Dans l’expérience de l’espace sacré, nous associons beaucoup espace / non-espace et temps / non-temps. Or, non-temps et non-espace sont aux prémices, à l’origine, de l’univers. A travers cette expérience, nous sommes dans une énergie de démiurge, dans le fait de créer tel une divinité créatrice. L’espace sacré devient source de création et même de co-création, puisque chaque participant est dans la même dynamique durant le rituel. Nous sommes alors tous dans un axe de co-création, chacun avec notre être individuel. Mais puisqu’il n’y a ni espace, ni temps, les limites entre les individus s’estompent et ensemble nous devenons une entité collective. Espace physique, espace intérieur et espace divin s’alignent alors et ne plus qu’un dans une parfaite syzygie.

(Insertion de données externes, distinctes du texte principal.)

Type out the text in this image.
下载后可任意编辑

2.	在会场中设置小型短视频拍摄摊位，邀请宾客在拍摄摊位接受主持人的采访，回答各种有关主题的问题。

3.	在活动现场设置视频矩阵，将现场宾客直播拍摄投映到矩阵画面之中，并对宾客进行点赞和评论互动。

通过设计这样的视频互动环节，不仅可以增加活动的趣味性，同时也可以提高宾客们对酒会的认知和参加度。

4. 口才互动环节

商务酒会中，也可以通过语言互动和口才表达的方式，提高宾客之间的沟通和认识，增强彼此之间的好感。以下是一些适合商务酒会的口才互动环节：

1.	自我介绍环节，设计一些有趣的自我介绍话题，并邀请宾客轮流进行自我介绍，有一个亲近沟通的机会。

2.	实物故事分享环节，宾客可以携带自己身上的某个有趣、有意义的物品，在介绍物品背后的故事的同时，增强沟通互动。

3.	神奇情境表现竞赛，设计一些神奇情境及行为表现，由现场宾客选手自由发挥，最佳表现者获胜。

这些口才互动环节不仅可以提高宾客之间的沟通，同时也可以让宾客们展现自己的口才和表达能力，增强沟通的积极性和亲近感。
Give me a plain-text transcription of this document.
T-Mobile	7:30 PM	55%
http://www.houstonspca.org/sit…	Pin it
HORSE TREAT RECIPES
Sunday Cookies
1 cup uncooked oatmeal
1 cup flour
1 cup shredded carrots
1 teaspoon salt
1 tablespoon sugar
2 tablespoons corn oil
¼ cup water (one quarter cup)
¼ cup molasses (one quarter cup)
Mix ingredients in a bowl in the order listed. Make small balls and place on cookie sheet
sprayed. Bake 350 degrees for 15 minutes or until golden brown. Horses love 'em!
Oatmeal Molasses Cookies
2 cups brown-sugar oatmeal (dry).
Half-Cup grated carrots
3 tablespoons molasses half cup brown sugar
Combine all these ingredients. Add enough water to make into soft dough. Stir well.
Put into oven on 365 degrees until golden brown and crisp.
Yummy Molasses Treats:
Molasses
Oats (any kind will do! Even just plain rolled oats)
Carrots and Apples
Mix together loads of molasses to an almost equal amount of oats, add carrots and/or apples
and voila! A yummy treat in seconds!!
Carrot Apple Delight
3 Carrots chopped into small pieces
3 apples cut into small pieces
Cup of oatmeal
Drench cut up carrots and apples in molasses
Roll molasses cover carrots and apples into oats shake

A l’issue de la célébration, nous rendons l’espace sacré au monde profane. La fermeture des portes permet alors de rendre le lieu à sa vie normale, à sa réalité ordinaire. Mais l’empreinte énergétique de l’espace sacré demeure. Cette fermeture est aussi une façon de revenir pour nous-mêmes à la vie ordinaire, profane. Nous amenons avec nous dans le monde profane fort et rempli ce que nous avons cultivé et reçu dans le monde sacré. En rendant l’espace au monde profane, nous démontons tout et remettons dans la Nature les choses telles qu’elles étaient. Ainsi, nous respectons la Nature et la reconnaissons telle qu’elle est.